Der Outdoor-Hersteller Jack Wolfskin hat bekannt gegeben, dass seine Gesellschafter, darunter Gesellschaften der Bain Capital Credit Gruppe, H.I.G. Bayside Capital und CQS, einen Vertrag zum Verkauf des Unternehmens mit der Callaway Golf Company geschlossen wurde. Die endgültige Übernahme werde voraussichtlich im ersten Quartal 2019 unter Vorbehalt der Zustimmung der zuständigen Aufsichtsbehörden und anderer üblicher Abschlussbedingungen abgeschlossen werden.
Jack Wolfskin ist seit 2017 die dritte Firmenübernahme von Callaway und die größte Akquisition im Premium-Active-Lifestyle-Bereich, heißt es von Jack Wolfskin. Der Verkaufspreis betrage 418 Mio. Euro oder rund 476 Mio. US-Dollar bei einem Wechselkurs von 1.140 Euro zum US-Dollar vorbehaltlich bestimmter Kaufpreisanpassungen.

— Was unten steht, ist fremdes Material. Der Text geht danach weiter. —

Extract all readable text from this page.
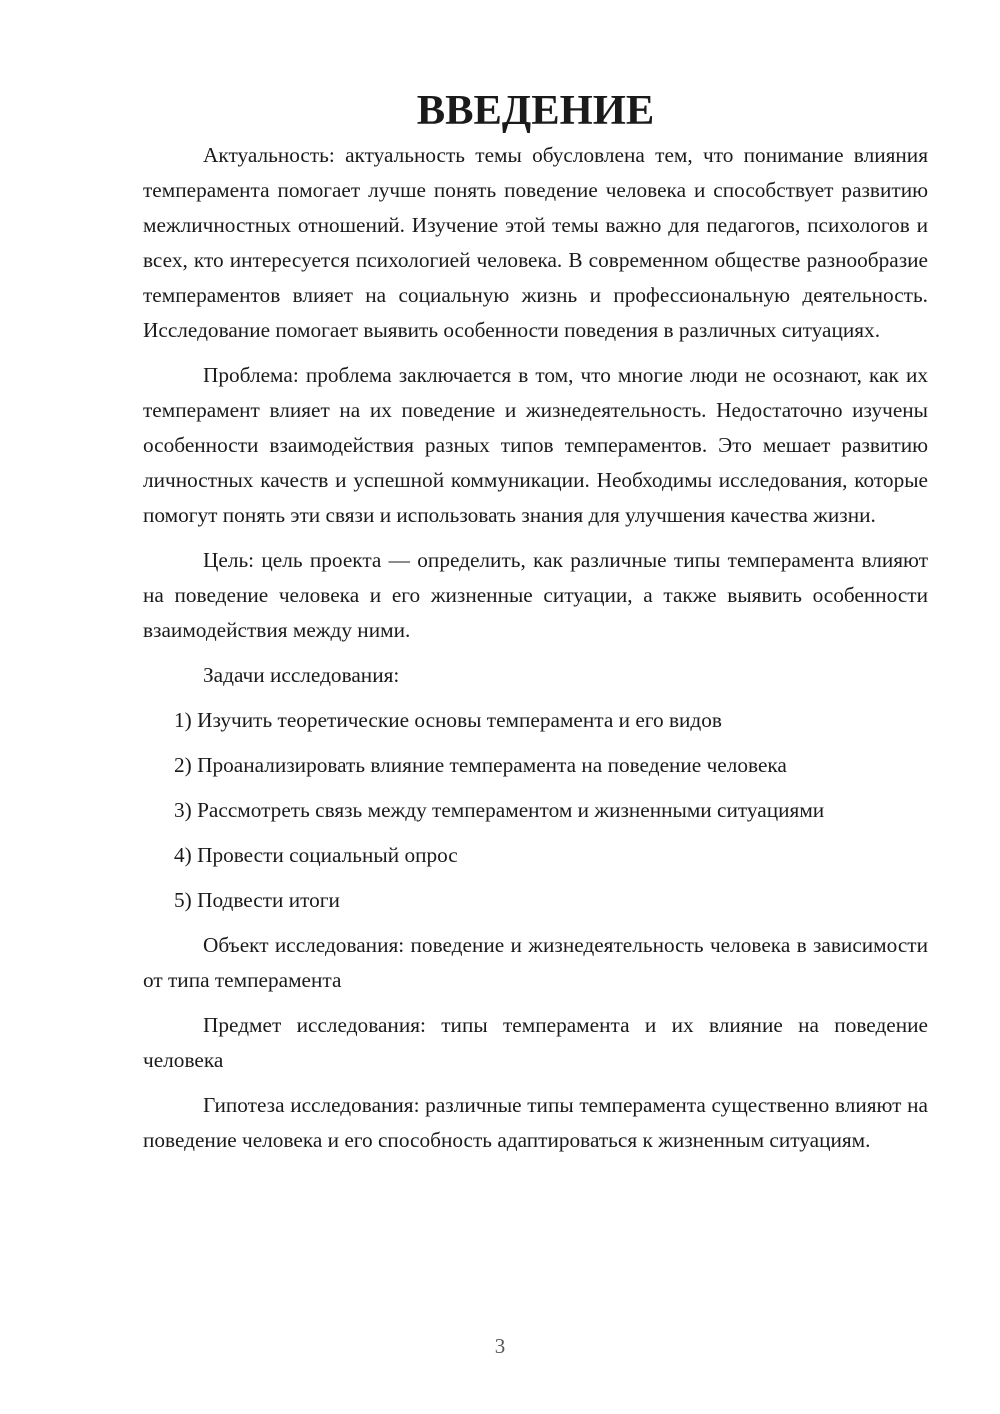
ВВЕДЕНИЕ

Актуальность: актуальность темы обусловлена тем, что понимание влияния темперамента помогает лучше понять поведение человека и способствует развитию межличностных отношений. Изучение этой темы важно для педагогов, психологов и всех, кто интересуется психологией человека. В современном обществе разнообразие темпераментов влияет на социальную жизнь и профессиональную деятельность. Исследование помогает выявить особенности поведения в различных ситуациях.

Проблема: проблема заключается в том, что многие люди не осознают, как их темперамент влияет на их поведение и жизнедеятельность. Недостаточно изучены особенности взаимодействия разных типов темпераментов. Это мешает развитию личностных качеств и успешной коммуникации. Необходимы исследования, которые помогут понять эти связи и использовать знания для улучшения качества жизни.

Цель: цель проекта — определить, как различные типы темперамента влияют на поведение человека и его жизненные ситуации, а также выявить особенности взаимодействия между ними.

Задачи исследования:

1) Изучить теоретические основы темперамента и его видов
2) Проанализировать влияние темперамента на поведение человека
3) Рассмотреть связь между темпераментом и жизненными ситуациями
4) Провести социальный опрос
5) Подвести итоги

Объект исследования: поведение и жизнедеятельность человека в зависимости от типа темперамента

Предмет исследования: типы темперамента и их влияние на поведение человека

Гипотеза исследования: различные типы темперамента существенно влияют на поведение человека и его способность адаптироваться к жизненным ситуациям.

3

„Wir freuen uns auch sehr, mit dem großartigen Führungsteam von Jack Wolfskin unter der Leitung von CEO Melody Harris-Jensbach zusammenzuarbeiten, um das Wachstumspotenzial dieser Marke zu maximieren“, erklärt Chip Brewer, President und CEO von Callaway. Zufrieden zeigte sich auch Melody Harris-Jensbach, CEO von Jack Wolfskin: „Wir sind begeistert, Teil des wachsenden Portfolios aus Premium-Active-Lifestyle-Marken von Callaway zu werden. Callaway hat über mehrere Jahre bewiesen, dass es ein großartiger Innovator ist und Marken aufbauen kann. Wir freuen uns darauf, unsere eigene Produktkompetenz in die Callaway Gruppe einzubringen. Wir sehen, dass Callaway in die Marken investiert, die sie übernehmen und freuen uns deshalb auf die zukünftige Zusammenarbeit. Die Transaktion ist ein wichtiger Schritt für unsere Marke und wir sind sehr froh, mit Callaway einen strategischen und langfristigen Eigentümer zu bekommen.“
Im Geschäftsjahr 2018 generierte die Jack Wolfskin Gruppe einen Umsatz von 334 Mio. Euro und erhöhte sein bereinigtes EBITDA um fast ein Fünftel auf rund 42,1 Mio. Euro.